In the court of public opinion
David Brooks doesn't stand a chance of being exonerated. Especially when Charles P. Pierce is the prosecutor:
I don't think overkill is too strong a word to describe it.
I don't think it's too strident to demand at this point that David Brooks be hauled up before a jury consisting of everyone else in America and forced to defend himself against several million counts of being an insufferable twat in a public place. In today's episode of Missing the Point So I Don't Miss a Meal, Our Mr. Brooks informs us that he once again has placed us all under close inspection beneath his monocle and discovered that some of us are very angry, not because some thieves in nice suits pillaged the national economy and then held the scraps for ransom. Oh, no, that isn't it at all, and he's got some wholly arbitrary ad hoc sociological categories to prove it.You know the drill. Read it all for yourself. And in case anyone is still wondering why I've developed such a mad crush on Mr. Pierce since he migrated over to Esquire, it's because he says what I think, but so much more eloquently. I'm still mulling over Pierce's take on the Oakland occupation:
It’s time for the country to realize that something is dangerously out of control here, and that it’s not a bunch of people in sleeping bags in the public parks. There is a tradition of public protest in this country. Hell, this country is itself an act of public protest. Preserve that, or preserve nothing else, because there’s nothing else worth preserving. Police officers are public servants. They are not soldiers, facing down enemies. This is not a war. This is America.In case you somehow missed it, he's talking about this:
I don't think overkill is too strong a word to describe it.

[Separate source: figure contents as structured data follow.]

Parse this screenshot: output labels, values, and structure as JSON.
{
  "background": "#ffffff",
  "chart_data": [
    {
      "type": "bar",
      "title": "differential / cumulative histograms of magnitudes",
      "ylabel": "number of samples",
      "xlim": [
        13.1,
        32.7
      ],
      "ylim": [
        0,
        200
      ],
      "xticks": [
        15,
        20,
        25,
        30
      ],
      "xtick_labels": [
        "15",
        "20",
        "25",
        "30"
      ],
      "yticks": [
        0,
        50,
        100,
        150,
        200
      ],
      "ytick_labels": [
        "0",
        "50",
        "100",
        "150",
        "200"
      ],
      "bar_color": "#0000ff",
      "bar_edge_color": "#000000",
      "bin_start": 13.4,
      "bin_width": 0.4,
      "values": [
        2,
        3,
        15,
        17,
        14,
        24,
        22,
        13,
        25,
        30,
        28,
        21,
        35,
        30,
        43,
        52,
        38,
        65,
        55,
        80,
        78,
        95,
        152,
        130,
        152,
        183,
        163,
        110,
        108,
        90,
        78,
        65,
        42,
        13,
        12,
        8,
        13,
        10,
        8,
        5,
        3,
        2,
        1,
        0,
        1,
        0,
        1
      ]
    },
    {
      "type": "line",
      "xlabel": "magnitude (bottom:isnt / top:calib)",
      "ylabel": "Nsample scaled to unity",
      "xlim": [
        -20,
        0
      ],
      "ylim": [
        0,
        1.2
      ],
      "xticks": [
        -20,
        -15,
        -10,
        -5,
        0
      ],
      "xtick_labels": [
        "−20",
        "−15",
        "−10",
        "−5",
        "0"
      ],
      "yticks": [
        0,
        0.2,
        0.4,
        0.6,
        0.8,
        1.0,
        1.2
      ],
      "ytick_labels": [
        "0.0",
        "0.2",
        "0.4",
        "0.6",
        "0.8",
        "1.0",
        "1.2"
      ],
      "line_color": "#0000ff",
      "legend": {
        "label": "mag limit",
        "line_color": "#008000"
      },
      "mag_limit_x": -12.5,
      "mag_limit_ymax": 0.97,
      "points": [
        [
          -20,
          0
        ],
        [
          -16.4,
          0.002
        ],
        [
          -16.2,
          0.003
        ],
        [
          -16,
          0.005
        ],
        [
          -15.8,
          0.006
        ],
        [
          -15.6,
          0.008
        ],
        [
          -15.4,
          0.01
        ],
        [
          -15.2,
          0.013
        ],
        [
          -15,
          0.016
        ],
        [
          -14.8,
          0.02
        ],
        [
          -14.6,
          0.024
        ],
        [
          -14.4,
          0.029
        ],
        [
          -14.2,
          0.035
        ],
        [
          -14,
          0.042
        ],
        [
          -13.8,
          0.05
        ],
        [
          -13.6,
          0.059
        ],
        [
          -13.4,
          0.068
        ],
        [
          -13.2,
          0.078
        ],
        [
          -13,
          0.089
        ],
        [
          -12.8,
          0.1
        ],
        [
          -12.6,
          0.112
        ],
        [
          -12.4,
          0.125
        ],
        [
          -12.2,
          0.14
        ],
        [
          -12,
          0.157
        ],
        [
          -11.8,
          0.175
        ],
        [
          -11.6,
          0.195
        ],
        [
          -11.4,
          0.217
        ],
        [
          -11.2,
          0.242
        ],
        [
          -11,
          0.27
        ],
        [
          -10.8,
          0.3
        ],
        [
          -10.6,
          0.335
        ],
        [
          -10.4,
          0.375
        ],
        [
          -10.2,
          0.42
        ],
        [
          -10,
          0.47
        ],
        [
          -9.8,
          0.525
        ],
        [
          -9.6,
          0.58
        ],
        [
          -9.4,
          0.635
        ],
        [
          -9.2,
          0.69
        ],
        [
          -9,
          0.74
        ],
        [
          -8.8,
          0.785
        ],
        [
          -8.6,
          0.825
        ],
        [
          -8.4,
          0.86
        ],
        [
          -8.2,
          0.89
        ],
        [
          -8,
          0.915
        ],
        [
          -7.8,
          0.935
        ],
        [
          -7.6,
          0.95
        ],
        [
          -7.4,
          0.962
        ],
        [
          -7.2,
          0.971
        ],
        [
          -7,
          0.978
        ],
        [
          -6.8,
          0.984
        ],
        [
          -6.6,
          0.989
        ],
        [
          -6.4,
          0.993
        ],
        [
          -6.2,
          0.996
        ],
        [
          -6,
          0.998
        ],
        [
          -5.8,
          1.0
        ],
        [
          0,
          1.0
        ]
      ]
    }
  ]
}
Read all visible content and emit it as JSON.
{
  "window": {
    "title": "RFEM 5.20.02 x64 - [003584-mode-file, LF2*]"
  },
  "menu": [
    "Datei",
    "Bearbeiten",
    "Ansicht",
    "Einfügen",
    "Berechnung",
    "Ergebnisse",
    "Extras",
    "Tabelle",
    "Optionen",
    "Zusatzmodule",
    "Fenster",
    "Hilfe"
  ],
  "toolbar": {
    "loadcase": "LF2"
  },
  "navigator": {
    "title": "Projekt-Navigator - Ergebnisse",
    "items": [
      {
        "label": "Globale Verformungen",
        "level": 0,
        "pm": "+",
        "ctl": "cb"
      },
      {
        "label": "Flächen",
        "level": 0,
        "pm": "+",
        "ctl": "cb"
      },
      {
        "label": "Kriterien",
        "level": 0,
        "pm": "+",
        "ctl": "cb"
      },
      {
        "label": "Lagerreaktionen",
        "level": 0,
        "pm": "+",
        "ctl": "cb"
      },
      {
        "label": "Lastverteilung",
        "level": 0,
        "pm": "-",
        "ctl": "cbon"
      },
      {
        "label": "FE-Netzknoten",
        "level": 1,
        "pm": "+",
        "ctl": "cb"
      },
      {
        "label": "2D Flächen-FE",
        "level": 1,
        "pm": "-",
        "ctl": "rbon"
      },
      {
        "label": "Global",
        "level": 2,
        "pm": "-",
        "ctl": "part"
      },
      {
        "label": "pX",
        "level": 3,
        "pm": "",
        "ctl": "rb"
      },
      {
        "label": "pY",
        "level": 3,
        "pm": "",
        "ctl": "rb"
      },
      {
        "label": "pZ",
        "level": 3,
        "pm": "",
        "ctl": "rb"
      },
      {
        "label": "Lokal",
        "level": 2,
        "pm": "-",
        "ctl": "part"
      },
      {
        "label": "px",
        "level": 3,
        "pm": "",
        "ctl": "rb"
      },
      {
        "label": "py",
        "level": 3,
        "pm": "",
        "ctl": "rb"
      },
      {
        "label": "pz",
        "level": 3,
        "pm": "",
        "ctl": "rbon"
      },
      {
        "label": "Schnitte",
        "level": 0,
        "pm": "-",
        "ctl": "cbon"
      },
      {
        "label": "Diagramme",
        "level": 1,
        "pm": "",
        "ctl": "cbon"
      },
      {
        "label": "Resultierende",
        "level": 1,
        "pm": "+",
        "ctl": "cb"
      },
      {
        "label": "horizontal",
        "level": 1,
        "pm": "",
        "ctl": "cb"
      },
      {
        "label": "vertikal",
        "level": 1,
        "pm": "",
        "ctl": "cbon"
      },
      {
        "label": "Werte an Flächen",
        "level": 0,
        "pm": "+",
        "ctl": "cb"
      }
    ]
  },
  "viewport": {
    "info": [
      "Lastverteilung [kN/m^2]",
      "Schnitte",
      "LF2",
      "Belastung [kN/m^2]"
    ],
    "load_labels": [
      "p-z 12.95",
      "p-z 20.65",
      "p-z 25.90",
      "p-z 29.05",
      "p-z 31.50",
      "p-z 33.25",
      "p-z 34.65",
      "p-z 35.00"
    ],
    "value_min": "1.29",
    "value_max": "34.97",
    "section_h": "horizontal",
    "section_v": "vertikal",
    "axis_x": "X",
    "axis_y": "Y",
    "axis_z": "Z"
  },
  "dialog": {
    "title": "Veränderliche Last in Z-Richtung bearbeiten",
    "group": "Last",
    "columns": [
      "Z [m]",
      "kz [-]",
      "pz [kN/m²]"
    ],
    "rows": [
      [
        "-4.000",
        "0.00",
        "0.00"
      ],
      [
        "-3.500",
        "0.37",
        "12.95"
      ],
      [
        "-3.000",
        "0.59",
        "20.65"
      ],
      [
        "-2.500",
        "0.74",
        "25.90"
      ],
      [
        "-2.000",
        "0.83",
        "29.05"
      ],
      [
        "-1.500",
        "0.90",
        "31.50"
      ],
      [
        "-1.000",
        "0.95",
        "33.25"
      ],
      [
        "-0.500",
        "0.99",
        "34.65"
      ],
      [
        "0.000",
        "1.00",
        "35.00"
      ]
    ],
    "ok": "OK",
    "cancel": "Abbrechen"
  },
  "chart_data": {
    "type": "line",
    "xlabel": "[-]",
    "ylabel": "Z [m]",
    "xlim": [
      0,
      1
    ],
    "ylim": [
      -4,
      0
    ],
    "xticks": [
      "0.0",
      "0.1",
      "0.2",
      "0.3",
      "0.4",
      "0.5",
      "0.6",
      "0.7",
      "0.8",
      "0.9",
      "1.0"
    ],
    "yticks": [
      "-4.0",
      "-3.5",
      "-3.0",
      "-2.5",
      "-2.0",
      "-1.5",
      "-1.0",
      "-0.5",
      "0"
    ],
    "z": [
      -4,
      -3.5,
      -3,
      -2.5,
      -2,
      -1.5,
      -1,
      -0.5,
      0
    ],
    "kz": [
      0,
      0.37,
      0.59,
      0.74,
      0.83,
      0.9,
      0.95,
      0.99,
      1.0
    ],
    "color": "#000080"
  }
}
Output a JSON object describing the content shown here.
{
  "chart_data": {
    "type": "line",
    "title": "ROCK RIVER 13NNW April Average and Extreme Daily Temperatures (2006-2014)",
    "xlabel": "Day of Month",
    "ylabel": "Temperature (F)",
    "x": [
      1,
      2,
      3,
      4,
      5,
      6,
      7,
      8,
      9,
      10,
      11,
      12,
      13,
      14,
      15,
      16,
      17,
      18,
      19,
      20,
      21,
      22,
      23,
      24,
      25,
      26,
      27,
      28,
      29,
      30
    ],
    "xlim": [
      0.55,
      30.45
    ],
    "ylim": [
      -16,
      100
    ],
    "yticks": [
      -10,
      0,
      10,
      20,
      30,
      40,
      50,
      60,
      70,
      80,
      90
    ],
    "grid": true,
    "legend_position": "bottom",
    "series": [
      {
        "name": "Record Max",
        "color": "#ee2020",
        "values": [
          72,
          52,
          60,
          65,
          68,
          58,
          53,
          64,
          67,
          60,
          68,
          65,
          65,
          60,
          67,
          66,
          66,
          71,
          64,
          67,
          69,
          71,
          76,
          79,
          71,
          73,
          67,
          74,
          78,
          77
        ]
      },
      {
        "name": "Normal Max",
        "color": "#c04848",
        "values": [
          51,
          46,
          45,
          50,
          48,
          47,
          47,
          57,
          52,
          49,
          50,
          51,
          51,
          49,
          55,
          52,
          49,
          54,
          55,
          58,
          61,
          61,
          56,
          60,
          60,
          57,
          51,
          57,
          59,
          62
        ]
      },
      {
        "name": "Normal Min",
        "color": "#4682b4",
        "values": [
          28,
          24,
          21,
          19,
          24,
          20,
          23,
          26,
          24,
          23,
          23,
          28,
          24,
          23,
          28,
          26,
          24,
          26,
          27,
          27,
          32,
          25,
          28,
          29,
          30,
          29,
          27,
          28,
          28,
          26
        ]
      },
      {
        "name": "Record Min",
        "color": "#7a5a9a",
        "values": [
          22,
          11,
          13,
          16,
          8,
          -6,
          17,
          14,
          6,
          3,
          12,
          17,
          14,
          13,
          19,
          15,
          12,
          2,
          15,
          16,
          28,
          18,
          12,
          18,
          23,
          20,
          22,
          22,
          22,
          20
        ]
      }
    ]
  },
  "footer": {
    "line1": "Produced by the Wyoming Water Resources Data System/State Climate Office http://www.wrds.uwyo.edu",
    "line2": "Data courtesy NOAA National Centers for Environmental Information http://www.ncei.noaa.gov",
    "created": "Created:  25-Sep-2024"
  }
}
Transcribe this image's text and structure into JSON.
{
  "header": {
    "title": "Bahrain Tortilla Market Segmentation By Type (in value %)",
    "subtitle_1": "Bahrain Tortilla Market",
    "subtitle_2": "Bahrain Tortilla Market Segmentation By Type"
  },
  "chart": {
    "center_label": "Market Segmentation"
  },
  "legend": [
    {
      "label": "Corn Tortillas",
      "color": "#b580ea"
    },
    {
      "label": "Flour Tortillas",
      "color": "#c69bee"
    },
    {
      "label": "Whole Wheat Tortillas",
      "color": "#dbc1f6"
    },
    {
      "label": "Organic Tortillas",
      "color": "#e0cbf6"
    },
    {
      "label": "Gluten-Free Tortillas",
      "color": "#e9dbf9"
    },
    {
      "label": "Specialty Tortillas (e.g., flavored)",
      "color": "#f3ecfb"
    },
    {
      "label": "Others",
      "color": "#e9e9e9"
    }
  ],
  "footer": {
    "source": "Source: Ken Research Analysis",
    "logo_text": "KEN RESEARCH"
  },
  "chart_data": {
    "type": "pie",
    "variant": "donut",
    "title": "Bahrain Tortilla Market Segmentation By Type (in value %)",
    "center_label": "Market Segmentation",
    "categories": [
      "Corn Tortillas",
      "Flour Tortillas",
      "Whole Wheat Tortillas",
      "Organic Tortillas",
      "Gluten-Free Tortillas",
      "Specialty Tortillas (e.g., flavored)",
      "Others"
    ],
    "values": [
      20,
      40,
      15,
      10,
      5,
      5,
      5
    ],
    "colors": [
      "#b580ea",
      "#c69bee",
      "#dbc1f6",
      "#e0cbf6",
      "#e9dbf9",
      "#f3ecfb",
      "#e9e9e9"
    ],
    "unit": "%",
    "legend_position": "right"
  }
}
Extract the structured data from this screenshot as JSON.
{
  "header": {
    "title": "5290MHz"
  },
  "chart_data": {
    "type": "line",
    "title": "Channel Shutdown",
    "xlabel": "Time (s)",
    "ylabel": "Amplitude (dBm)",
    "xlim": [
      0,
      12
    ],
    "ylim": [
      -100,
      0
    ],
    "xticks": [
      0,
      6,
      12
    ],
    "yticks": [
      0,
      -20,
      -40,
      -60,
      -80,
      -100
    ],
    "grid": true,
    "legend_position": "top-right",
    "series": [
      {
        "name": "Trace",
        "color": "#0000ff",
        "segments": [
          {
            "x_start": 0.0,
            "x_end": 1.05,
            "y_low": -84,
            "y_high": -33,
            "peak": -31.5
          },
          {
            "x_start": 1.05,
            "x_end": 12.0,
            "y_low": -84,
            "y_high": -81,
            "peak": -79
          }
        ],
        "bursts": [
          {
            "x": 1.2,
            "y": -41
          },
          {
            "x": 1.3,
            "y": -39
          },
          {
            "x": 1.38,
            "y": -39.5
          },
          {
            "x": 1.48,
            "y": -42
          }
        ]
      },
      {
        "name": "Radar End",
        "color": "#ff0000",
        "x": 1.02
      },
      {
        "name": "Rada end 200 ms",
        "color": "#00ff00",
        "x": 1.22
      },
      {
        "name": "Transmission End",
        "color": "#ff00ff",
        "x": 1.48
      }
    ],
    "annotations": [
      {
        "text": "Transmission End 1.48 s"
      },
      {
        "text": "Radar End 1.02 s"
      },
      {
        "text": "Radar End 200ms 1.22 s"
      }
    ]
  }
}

Labels: Activism, bloggers, Media, police state
2 Comments:
Yet David Fucking Brooks still has a sweet paying turd-ball rolling gig and will be spewing his shilling centrism on the Sunday epistles to the pig people for walking around money?
Mr. Pierce is a bit late, but still welcome to the DFB vivisection genre over which Driftglass has so ably presided.
He owes Drifty, at minimum, a hat-tip. Nothing in Pierce's expose' is new to regular readers at http://driftglass.blogspot.com
It's true. Driftglass is a pioneer in the genre. But to be fair, Charles just started this gig and Drifty is not the only one who has been spending years deconstructing Brooksie. And it can't be denied that Charles, late arrival that he may be, does it really well.